Il est vrai, mon cher platane que quelques-uns de tes congénères se sont honteusement mis en travers de la route de quelques chauffards intrépides appuyant sur le champignon sans jamais goûter véritablement la beauté du paysage. Par leur faute, tous les arbres furent montrés du doigt, mis à l’index et condamnés aux meurtrissures de la tronçonneuse.
Ajoutons encore que laisser choir ainsi tes feuilles chaque automne a de quoi exaspérer les tenants de l’urbanisation radicale. Pour bien montrer l’incongruité de la chose, c’est armées de souffleuses horriblement bruyantes, que des escouades de la propreté sont envoyées pour débarrasser le bon échevin de ce tapis détestable. Un bon coup de balai ne peut faire l’affaire, il convient d’être de son temps !
D’ailleurs ce souci resurgira bien vite quand tu auras débarrassé le plancher. La nature a horreur du vide et les trottoirs plus encore. En digne édile dépensier, ton bourreau pensera bien vite qu’il convient d’habiller l’espace mis à nu d’une myriade de potelets qui iront enrichir quelques margoulins notoires. C’est alors seulement que l’homme se rendra compte que tu avais l’immense avantage de priver l’automobiliste indélicat de se garer à ta place.

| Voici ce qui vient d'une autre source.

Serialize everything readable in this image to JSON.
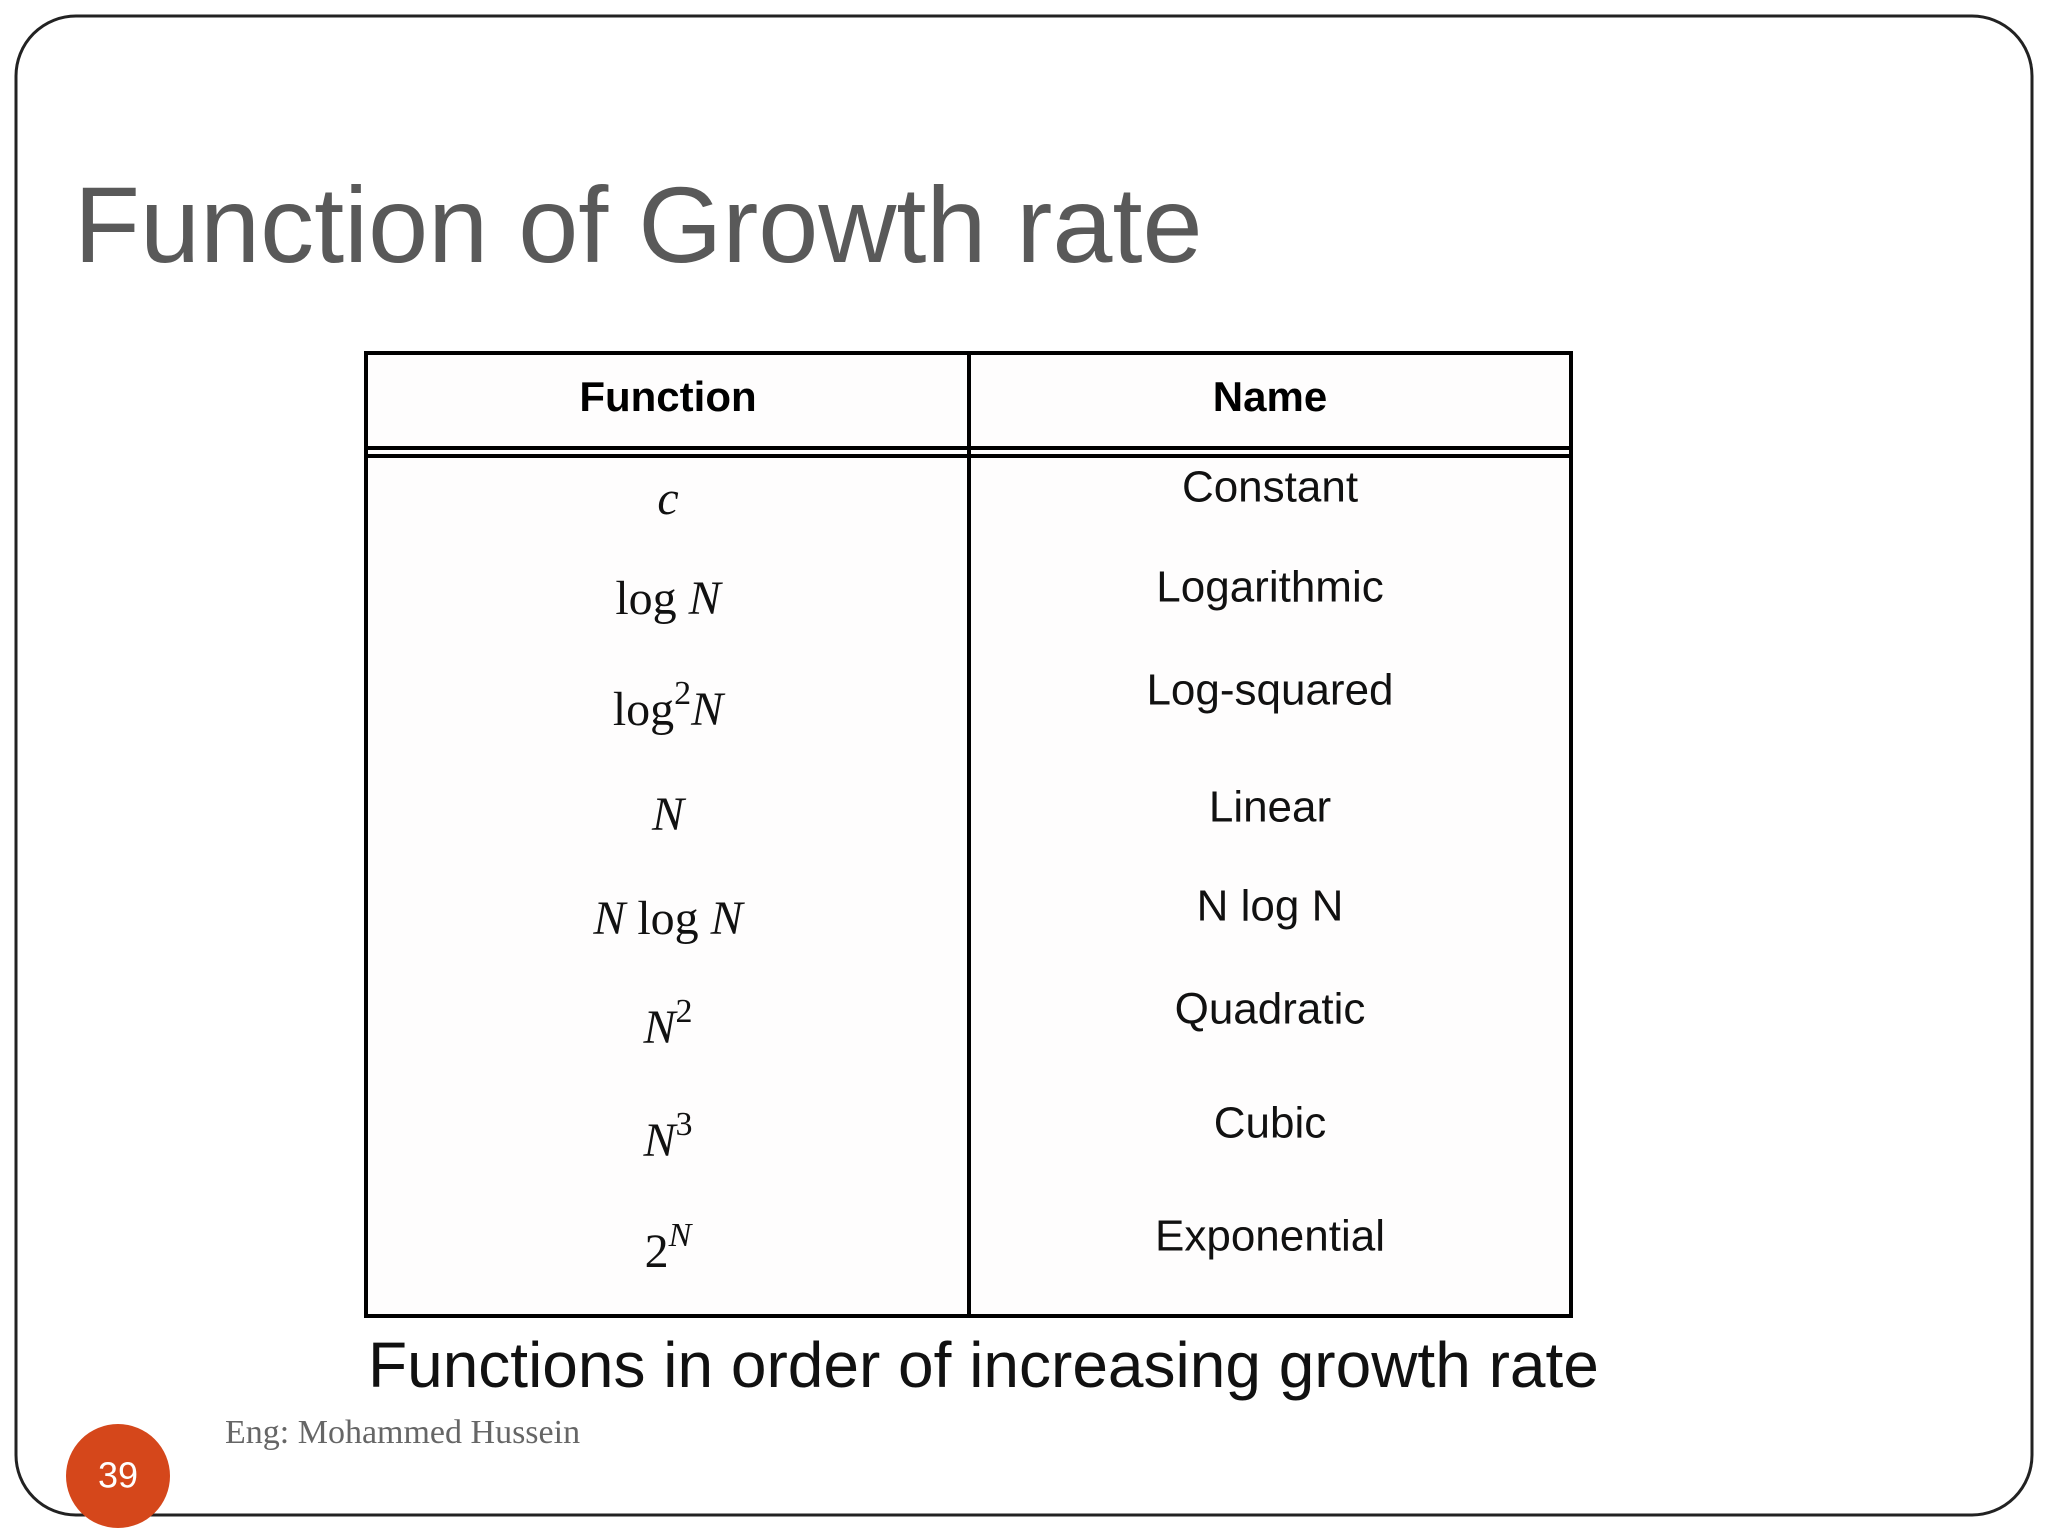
{
  "title": "Function of Growth rate",
  "table": {
    "header": [
      "Function",
      "Name"
    ],
    "rows": [
      {
        "function": [
          {
            "text": "c",
            "style": "italic"
          }
        ],
        "name": "Constant"
      },
      {
        "function": [
          {
            "text": "log ",
            "style": "roman"
          },
          {
            "text": "N",
            "style": "italic"
          }
        ],
        "name": "Logarithmic"
      },
      {
        "function": [
          {
            "text": "log",
            "style": "roman"
          },
          {
            "text": "2",
            "style": "sup"
          },
          {
            "text": "N",
            "style": "italic"
          }
        ],
        "name": "Log-squared"
      },
      {
        "function": [
          {
            "text": "N",
            "style": "italic"
          }
        ],
        "name": "Linear"
      },
      {
        "function": [
          {
            "text": "N",
            "style": "italic"
          },
          {
            "text": " log ",
            "style": "roman"
          },
          {
            "text": "N",
            "style": "italic"
          }
        ],
        "name": "N log N"
      },
      {
        "function": [
          {
            "text": "N",
            "style": "italic"
          },
          {
            "text": "2",
            "style": "sup"
          }
        ],
        "name": "Quadratic"
      },
      {
        "function": [
          {
            "text": "N",
            "style": "italic"
          },
          {
            "text": "3",
            "style": "sup"
          }
        ],
        "name": "Cubic"
      },
      {
        "function": [
          {
            "text": "2",
            "style": "roman"
          },
          {
            "text": "N",
            "style": "sup-italic"
          }
        ],
        "name": "Exponential"
      }
    ],
    "caption": "Functions in order of increasing growth rate"
  },
  "footer": {
    "author": "Eng: Mohammed Hussein",
    "page": "39"
  }
}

Bien sûr tout n’est pas parfait au royaume des platanes. Tu entraves l’horizon de quelques privilégiés ayant appartement donnant sur la rivière si tu n’étais pas là. Voilà un point de vue qui se défend à la condition d’oublier que, l’été, ton ombre est bienfaitrice pour ceux de la rive nord. Dans quelques temps, toi parti alimenter quelques chaudières à copeaux, tu seras amèrement regretté et la mairie certainement devra contribuer financièrement pour barrer les rayons ardents de l’astre solaire.

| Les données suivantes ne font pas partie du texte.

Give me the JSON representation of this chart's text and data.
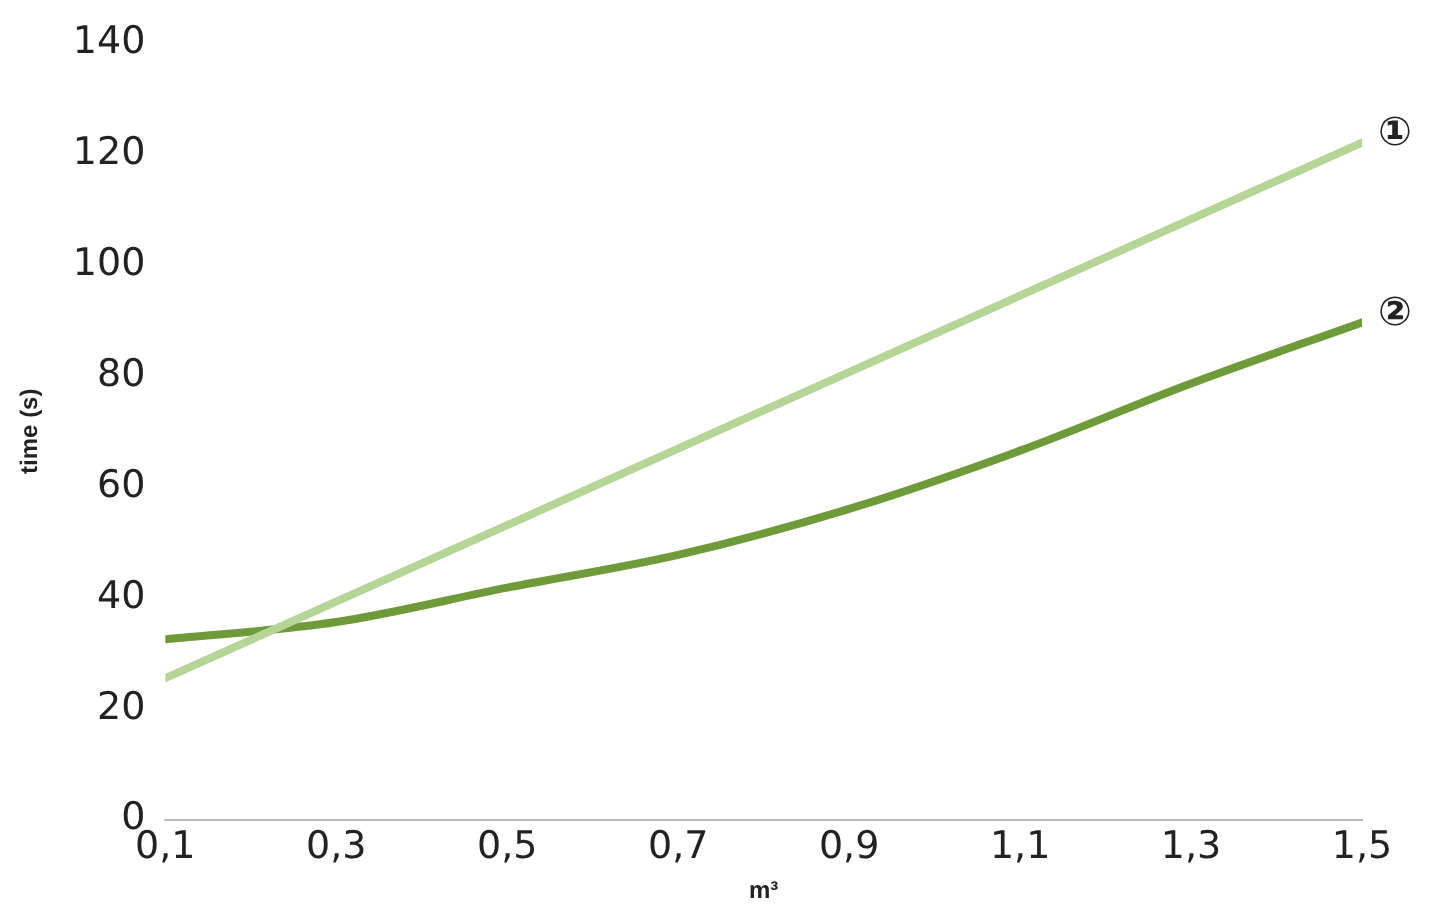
{
  "chart_data": {
    "type": "line",
    "xlabel": "m³",
    "ylabel": "time (s)",
    "xlim": [
      0.1,
      1.5
    ],
    "xticks": [
      {
        "value": 0.1,
        "label": "0,1"
      },
      {
        "value": 0.3,
        "label": "0,3"
      },
      {
        "value": 0.5,
        "label": "0,5"
      },
      {
        "value": 0.7,
        "label": "0,7"
      },
      {
        "value": 0.9,
        "label": "0,9"
      },
      {
        "value": 1.1,
        "label": "1,1"
      },
      {
        "value": 1.3,
        "label": "1,3"
      },
      {
        "value": 1.5,
        "label": "1,5"
      }
    ],
    "ylim": [
      0,
      140
    ],
    "yticks": [
      0,
      20,
      40,
      60,
      80,
      100,
      120,
      140
    ],
    "grid": false,
    "legend": false,
    "marker": "none",
    "line_style": "solid",
    "series": [
      {
        "name": "①",
        "color": "#b5d596",
        "x": [
          0.1,
          1.5
        ],
        "values": [
          25.5,
          122
        ]
      },
      {
        "name": "②",
        "color": "#6f9a3a",
        "x": [
          0.1,
          0.3,
          0.5,
          0.7,
          0.9,
          1.1,
          1.3,
          1.5
        ],
        "values": [
          32.5,
          35.6,
          41.8,
          47.7,
          56,
          66.5,
          78.6,
          89.6
        ]
      }
    ]
  }
}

Voilà ce que je voulais dire ici pour prendre ta défense. Tu constateras que je suis de parfaite mauvaise foi, c’est sans doute pour me trouver à armes égales avec ceux qui s’en prennent à toi. J’ai pris la précaution de coucher ce billet non pas sur le papier, pour contribuer à mon tour à la déforestation, sport planétaire d’une civilisation sans repère, mais sur un écran qui ne vaut sans doute guère mieux. Nous avons tous nos contradictions …
Cependant, c’est le conteur qui va conclure. Je suis certain que dans ta blessure, une fée veille et surgira pour nous accorder trois vœux. Le premier, tu le connais, je souhaite te voir ici encore pour longtemps. Le second se tournera vers la Loire qui mérite d’être un peu plus considérée en la belle cité d’Anne de Beaujeu. Quant au dernier, c’est tout naturellement vers la grande tradition du lieu que je me tourne. J’espère qu’en écrivant ce petite texte taquin, je n’ai pas agi comme un éléphant dans une faïencerie. Courage à toi mon filleul, accroche toi au bitume, ta place est nulle part ailleurs qu’en bordure de notre Loire.